The U.S. 's vaccine strategy may also help us avoid a massive surge. People in China have mostly received Chinese-made Sinovac and Sinopharm vaccines, which showed very low efficacy rates in late-stage trials. In contrast, the vaccines disseminated in the U.S. have continued to maintain efficacy, even against newer mutations. "I spend enormous amounts of time in China, and I've been advising them to switch vaccines for many months, and they just won't do it,” Ian Lipkin, a professor of epidemiology at the Mailman School of Public Health at Columbia University, told CNN.

The reality is that China has mostly tried to contain COVID through lockdowns. This seemed kind of foolproof at the start, but now that the Chinese population is being exposed to COVID, they appear to have less of an immunity against it. Because so many people in the U.S. have been infected with COVID — about 140 million people — we just have fewer people who are susceptible to infection. "The notion that you can somehow conquer this with lockdowns is not going to work unless you've coupled the lockdown with an effective vaccine strategy,” Lipkin told CNN.

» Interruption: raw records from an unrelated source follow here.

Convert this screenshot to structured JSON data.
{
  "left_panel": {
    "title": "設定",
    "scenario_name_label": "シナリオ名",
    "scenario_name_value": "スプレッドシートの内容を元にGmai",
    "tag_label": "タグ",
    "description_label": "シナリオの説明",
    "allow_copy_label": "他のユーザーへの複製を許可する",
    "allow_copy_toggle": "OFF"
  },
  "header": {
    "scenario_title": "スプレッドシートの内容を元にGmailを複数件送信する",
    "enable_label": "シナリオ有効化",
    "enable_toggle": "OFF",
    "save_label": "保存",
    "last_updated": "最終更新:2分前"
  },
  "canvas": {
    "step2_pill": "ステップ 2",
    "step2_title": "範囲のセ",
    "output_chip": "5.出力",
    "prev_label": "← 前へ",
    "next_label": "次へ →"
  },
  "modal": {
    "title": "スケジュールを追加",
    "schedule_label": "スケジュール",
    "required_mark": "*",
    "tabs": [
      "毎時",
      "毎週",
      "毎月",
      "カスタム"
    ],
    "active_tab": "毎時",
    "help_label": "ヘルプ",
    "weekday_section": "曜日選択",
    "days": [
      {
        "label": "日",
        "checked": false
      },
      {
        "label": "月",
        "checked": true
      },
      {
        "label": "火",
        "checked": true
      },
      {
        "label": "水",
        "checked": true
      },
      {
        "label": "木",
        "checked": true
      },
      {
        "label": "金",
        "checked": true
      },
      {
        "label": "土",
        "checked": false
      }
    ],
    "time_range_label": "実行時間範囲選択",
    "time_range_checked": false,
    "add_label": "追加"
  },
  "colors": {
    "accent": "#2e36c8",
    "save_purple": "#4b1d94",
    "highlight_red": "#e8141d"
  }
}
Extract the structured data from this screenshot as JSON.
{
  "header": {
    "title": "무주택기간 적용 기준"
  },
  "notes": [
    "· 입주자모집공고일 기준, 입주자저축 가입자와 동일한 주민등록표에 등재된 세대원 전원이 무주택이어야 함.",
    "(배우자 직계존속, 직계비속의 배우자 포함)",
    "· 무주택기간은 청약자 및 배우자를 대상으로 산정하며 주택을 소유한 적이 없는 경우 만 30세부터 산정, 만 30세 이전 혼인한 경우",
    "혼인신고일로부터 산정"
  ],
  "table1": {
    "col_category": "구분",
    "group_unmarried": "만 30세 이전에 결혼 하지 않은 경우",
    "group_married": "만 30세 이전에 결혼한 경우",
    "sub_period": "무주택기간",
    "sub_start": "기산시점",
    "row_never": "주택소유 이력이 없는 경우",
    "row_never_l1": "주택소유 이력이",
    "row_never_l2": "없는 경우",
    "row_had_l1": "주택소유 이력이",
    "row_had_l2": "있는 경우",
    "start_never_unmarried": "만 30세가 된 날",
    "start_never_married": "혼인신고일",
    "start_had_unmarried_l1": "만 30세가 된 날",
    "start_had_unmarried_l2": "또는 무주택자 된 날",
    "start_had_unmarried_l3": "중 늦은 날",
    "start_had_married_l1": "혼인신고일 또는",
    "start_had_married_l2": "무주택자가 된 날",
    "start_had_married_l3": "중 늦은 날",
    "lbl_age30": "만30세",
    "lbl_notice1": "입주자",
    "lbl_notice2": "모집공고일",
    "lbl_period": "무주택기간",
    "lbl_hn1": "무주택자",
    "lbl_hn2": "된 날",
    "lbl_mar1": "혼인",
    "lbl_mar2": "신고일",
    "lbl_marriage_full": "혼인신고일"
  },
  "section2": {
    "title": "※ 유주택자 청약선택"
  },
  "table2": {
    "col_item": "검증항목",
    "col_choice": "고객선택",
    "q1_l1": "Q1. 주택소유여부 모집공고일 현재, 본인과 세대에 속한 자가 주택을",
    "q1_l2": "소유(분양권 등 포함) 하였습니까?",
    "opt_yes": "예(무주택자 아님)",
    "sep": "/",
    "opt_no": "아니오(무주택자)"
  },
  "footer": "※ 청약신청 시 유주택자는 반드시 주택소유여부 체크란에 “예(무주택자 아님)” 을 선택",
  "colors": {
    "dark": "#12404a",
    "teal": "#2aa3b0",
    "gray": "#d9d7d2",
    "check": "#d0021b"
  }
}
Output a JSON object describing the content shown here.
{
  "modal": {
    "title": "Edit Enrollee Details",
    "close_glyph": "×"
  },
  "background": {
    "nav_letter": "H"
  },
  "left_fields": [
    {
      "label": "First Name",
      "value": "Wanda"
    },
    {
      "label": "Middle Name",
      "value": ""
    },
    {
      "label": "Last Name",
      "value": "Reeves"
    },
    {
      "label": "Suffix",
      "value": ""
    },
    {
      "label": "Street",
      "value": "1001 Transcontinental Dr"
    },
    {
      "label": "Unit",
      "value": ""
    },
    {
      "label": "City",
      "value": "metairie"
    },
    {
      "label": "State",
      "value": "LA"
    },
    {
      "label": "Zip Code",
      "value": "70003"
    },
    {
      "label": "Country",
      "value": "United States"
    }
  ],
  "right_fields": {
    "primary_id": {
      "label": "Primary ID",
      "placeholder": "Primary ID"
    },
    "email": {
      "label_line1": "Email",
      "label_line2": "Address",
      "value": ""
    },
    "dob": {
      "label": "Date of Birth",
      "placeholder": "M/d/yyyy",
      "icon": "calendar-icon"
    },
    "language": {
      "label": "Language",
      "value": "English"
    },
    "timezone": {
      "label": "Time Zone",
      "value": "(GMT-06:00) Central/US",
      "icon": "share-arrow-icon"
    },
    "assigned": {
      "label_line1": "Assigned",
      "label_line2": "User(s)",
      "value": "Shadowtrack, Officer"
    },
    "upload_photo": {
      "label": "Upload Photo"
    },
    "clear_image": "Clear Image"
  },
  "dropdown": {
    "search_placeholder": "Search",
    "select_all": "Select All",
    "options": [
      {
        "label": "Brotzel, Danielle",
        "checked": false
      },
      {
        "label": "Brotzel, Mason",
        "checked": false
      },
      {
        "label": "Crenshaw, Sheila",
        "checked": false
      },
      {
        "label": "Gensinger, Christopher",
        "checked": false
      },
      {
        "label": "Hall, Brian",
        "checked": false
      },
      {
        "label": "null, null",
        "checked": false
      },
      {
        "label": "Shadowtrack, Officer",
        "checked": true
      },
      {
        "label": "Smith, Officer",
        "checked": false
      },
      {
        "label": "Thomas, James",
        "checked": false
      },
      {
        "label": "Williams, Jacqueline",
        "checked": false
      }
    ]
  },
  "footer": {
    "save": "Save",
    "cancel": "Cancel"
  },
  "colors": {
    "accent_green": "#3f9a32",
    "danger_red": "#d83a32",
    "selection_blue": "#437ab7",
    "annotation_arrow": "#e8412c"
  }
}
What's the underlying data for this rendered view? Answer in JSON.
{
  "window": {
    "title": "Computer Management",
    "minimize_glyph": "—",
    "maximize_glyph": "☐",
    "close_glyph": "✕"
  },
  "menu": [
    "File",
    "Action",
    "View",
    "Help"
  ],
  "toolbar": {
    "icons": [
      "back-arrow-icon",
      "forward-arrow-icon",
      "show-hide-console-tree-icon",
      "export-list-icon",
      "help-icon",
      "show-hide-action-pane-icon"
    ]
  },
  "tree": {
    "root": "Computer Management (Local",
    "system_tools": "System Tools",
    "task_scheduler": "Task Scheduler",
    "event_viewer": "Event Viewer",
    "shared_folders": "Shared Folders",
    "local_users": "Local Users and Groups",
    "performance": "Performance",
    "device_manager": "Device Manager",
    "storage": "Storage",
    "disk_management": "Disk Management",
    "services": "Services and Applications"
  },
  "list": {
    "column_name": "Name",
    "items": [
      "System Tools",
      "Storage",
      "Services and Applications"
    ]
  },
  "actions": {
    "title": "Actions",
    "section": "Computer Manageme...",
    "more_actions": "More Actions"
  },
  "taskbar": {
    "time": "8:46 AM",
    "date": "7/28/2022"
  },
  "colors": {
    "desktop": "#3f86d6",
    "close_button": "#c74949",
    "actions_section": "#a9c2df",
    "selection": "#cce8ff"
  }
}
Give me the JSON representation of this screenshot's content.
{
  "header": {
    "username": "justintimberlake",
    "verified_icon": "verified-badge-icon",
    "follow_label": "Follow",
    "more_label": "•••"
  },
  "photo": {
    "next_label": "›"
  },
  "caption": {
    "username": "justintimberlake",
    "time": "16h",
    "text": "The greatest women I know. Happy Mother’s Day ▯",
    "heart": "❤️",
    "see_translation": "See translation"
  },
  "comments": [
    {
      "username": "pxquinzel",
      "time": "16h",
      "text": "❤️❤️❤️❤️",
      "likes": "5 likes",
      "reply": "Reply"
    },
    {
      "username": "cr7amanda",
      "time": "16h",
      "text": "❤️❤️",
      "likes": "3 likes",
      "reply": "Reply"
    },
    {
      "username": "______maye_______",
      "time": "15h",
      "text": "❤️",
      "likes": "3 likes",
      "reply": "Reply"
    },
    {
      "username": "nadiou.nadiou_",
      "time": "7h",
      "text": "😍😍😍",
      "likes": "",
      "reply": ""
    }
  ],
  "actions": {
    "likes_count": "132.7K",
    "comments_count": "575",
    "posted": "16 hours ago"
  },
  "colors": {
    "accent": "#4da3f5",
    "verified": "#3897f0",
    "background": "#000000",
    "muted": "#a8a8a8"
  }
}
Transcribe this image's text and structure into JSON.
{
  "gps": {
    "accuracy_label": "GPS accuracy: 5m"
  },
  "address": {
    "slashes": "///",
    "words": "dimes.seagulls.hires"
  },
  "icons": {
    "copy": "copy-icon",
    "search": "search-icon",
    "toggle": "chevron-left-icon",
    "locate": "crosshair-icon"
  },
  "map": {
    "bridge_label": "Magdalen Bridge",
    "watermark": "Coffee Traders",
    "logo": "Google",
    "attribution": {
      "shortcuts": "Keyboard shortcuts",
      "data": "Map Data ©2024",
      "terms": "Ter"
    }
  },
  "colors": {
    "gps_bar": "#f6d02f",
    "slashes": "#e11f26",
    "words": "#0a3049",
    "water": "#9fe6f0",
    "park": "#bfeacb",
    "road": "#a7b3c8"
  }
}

So, while the U.S. government’s response to COVID has been imperfect and widely criticized, as long as we don’t give up now, experts say we may be able to avoid another horrifying surge. Davidson Hamer, a professor of global health and medicine at Boston University, told Medical News Today that the U.S. needs to continue testing and tracking and to be prepared to reinstate mask mandates if our numbers start rising. So, yes, China’s surge is worrisome and you shouldn’t throw your KN95s away just yet, but it may not be another looming disaster.